Le voisin de Pewortor, qui avait fui – oui, c’est le mot – mal à l’aise devant sa joie étrange pensait lui aussi, en priant, à ces malheurs des temps anciens où luttaient dieux et démons. Si, soudain, le hideux prodige de la nuit surgissant en plein jour, comme il lui était arrivé de le craindre certains jours d’orage, survenait à nouveau ? Les hymnes disent que toute chose se répète. Le chef forgeron ou sa lignée, commandant à la nuit, reviendrait à la tête de cent mille démons. “ Quand l’ordre du monde sera brisé... ” ... Ce parvenu et son fils brisaient cet ordre, comme l’irruption de la ténèbre en plein midi. L’ancien chaos et la lutte des démons acharnés contre les dieux lui avaient donné naissance. Si le démon qui possédait son corps s’élevait contre les neres, quel monde naîtrait ?

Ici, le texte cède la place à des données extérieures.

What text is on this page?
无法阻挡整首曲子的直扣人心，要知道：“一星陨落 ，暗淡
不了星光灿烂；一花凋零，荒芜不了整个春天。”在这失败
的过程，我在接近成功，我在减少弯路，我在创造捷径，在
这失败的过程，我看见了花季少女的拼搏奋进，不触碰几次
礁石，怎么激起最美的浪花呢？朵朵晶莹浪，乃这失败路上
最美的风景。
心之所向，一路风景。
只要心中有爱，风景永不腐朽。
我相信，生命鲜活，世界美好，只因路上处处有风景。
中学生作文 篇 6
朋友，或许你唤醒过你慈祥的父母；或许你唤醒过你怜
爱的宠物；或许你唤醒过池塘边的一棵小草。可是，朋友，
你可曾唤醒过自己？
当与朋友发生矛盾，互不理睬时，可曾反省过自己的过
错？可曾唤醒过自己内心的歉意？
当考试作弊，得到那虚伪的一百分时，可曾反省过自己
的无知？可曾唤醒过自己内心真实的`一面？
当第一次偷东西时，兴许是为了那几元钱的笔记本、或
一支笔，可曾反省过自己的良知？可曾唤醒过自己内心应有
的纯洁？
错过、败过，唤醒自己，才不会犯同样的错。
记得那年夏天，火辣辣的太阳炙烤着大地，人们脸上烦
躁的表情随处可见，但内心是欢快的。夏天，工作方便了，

Le prêtre avait fini son oraison. Il donna congé à tous et resta seul dans la nuit. Pourquoi chez tous ceux qui l’avaient entouré pour la prière cette palpable tension ? Il se réjouit de la ferveur angoissée avec laquelle ils avaient imploré le ciel. Toutes les générations avant eux avaient prié ainsi. Le malheur que leurs invocations révoquaient n’était jamais survenu. Il fallait penser à celle qui viendrait, à celle qui la suivrait, à toutes les autres... et avoir envers elles la même sollicitude que les premières leur avaient montrée. C’était ces actes de dévotion qui lui faisaient barrage. Ils constituaient un obstacle et un repoussoir à cette abomination qui en entraînerait bien d’autres.

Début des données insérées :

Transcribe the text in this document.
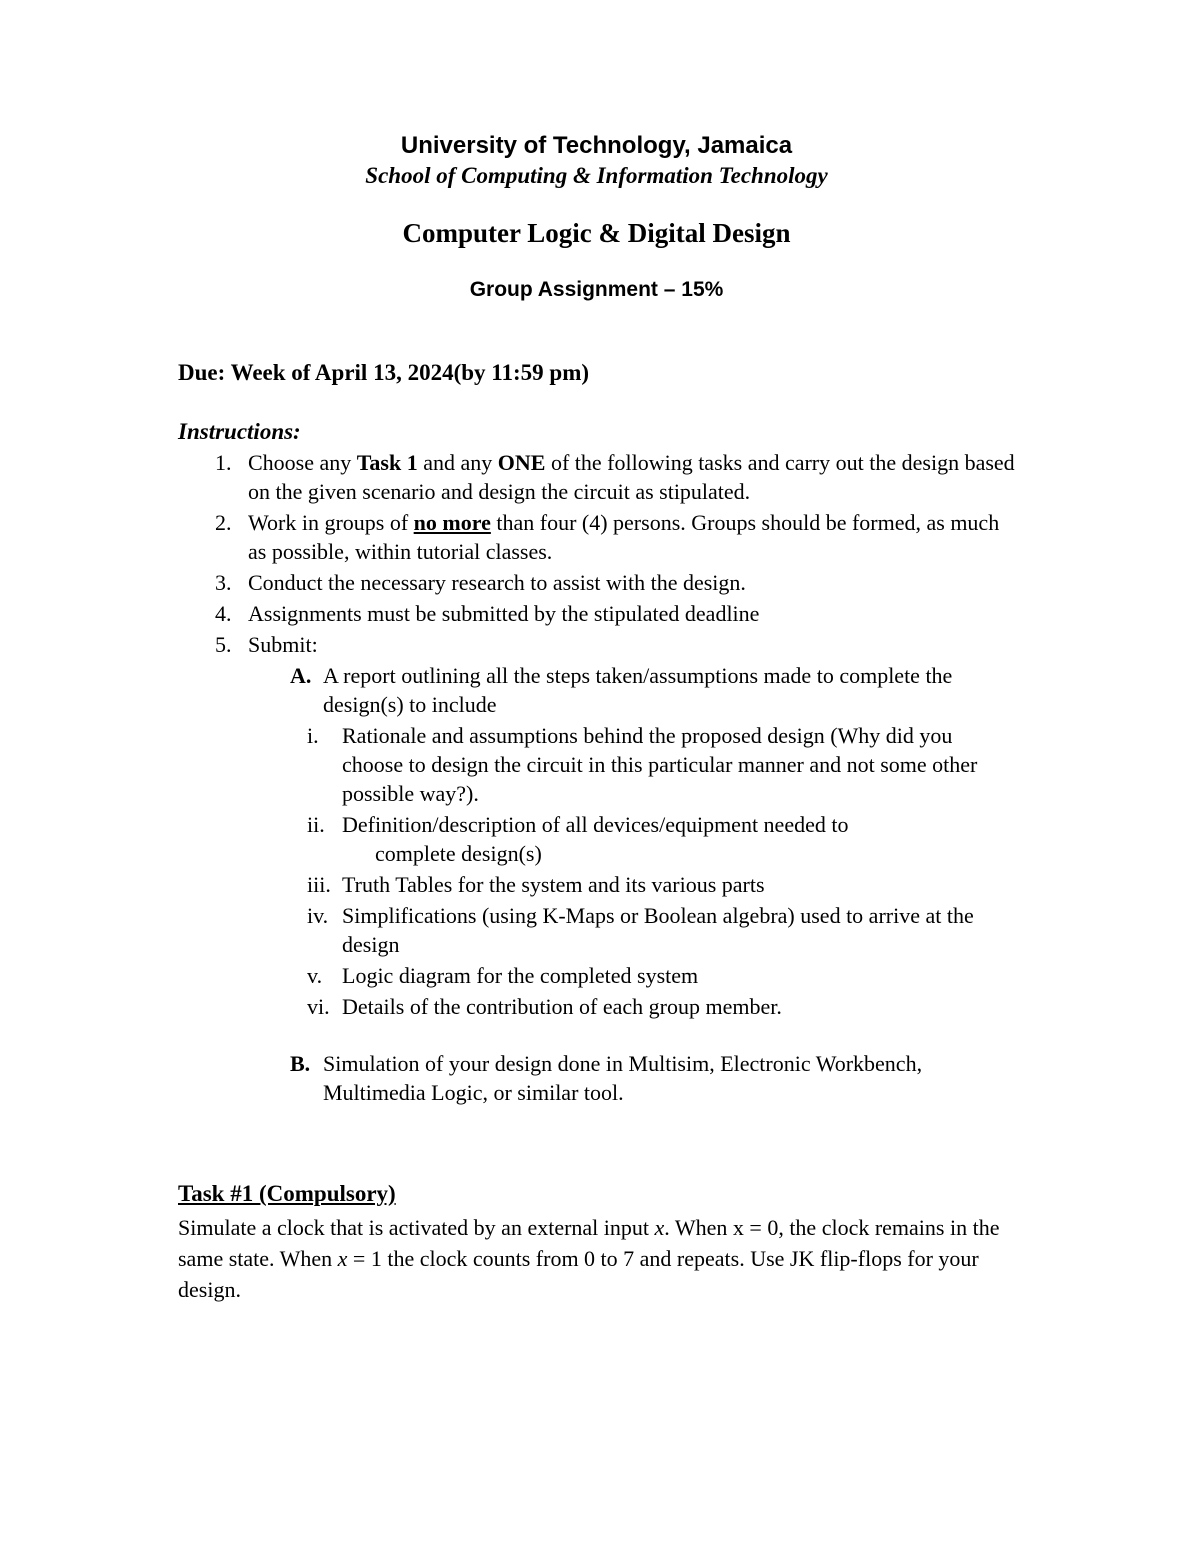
University of Technology, Jamaica
School of Computing & Information Technology
Computer Logic & Digital Design
Group Assignment – 15%
Due: Week of April 13, 2024(by 11:59 pm)
Instructions:
1. Choose any Task 1 and any ONE of the following tasks and carry out the design based on the given scenario and design the circuit as stipulated.
2. Work in groups of no more than four (4) persons. Groups should be formed, as much as possible, within tutorial classes.
3. Conduct the necessary research to assist with the design.
4. Assignments must be submitted by the stipulated deadline
5. Submit:
A. A report outlining all the steps taken/assumptions made to complete the design(s) to include
i.	Rationale and assumptions behind the proposed design (Why did you choose to design the circuit in this particular manner and not some other possible way?).
ii. Definition/description of all devices/equipment needed to
complete design(s)
iii. Truth Tables for the system and its various parts
iv. Simplifications (using K-Maps or Boolean algebra) used to arrive at the design
v. Logic diagram for the completed system
vi. Details of the contribution of each group member.
B. Simulation of your design done in Multisim, Electronic Workbench, Multimedia Logic, or similar tool.
Task #1 (Compulsory)
Simulate a clock that is activated by an external input x. When x = 0, the clock remains in the same state. When x = 1 the clock counts from 0 to 7 and repeats. Use JK flip-flops for your design.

Il tomba à genoux. Il ferma les yeux. Il eut, sous ses paupières, la vision de ce moment maudit. Il vit arriver le jour où Akmon supplantait, ne serait-ce qu’un instant, Dyeus ; le jour où, comme disent les prophéties, l’astre couleur de nuit, au plus fort de la brillance du soleil, le dévorait et le recrachait. Sa lignée ne le verrait pas, et il viendrait pourtant bientôt. Bientôt... Que veut dire bientôt au regard des dieux, pour qui un jour est plus court que le vol d’une flèche ou plus long que la vie d’un vieillard chargé d’ans, à leur gré ? Qu’importe, la simple perspective entrevue suffisait à geler son cœur.

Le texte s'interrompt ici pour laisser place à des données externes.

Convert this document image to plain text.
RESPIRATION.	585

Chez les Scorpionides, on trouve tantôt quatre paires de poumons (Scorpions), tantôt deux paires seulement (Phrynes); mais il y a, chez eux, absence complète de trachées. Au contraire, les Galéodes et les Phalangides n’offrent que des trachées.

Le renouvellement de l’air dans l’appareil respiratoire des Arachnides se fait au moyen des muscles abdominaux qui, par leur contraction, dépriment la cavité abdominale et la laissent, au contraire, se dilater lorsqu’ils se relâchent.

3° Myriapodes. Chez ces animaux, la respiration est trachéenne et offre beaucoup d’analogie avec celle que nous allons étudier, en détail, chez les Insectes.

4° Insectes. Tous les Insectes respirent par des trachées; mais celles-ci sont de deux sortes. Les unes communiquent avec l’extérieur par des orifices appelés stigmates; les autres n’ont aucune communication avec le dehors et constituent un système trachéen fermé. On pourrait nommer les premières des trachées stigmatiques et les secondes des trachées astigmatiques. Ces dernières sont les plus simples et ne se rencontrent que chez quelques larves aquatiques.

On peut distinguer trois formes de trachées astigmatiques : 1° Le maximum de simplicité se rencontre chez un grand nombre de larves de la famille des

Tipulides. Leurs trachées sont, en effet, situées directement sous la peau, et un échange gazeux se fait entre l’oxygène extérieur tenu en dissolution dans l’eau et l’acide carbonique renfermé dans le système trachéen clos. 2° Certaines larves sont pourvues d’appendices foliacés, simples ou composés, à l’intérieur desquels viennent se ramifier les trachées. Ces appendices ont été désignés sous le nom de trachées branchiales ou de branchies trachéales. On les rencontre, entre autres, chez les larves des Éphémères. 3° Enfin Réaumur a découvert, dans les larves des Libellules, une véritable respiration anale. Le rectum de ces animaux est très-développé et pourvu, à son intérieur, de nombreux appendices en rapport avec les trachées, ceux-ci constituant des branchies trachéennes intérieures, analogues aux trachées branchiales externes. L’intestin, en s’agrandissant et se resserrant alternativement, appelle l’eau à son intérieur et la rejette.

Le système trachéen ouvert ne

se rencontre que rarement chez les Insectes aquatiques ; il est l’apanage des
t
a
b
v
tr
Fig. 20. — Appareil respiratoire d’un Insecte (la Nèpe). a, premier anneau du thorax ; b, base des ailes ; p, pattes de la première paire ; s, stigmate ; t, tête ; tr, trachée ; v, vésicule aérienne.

Sa lignée serait-elle plus malheureuse de disparaître, où d’assister à la fin d’Aryana évoquée par la prophétie ? Il demanderait à ses ouailles de prier Dyeus, encore, toujours. Tant qu’un des siens l’implorait, un même jour continuait. Oui, il fallait prier. Cela retarderait à jamais le bientôt.

28/11/2011

AUBE, la saga de l'Europe, 242

Même les plus ivres, qui avaient hoqueté entre chaque mot lors de leurs récits, la psalmodièrent sans la moindre erreur ni hésitation. L’eussent-ils été dix fois plus qu’ils n’en eussent pas manqué un mot. Elle avait prouvé son efficacité. Nul n’aurait songé à en changer une parole, non plus qu’à oublier de se la réciter avant de tomber dans le sommeil. Ceux d’Aryana avaient, depuis que le monde était monde, prié avec une piété et une ferveur suffisante. Le jour avait toujours, aussi loin qu’allait la mémoire, répondu à la supplique de ses adorateurs. Il n’avait jamais manqué de déchirer l’obscurité pour réapparaître aux yeux de ses suppliants.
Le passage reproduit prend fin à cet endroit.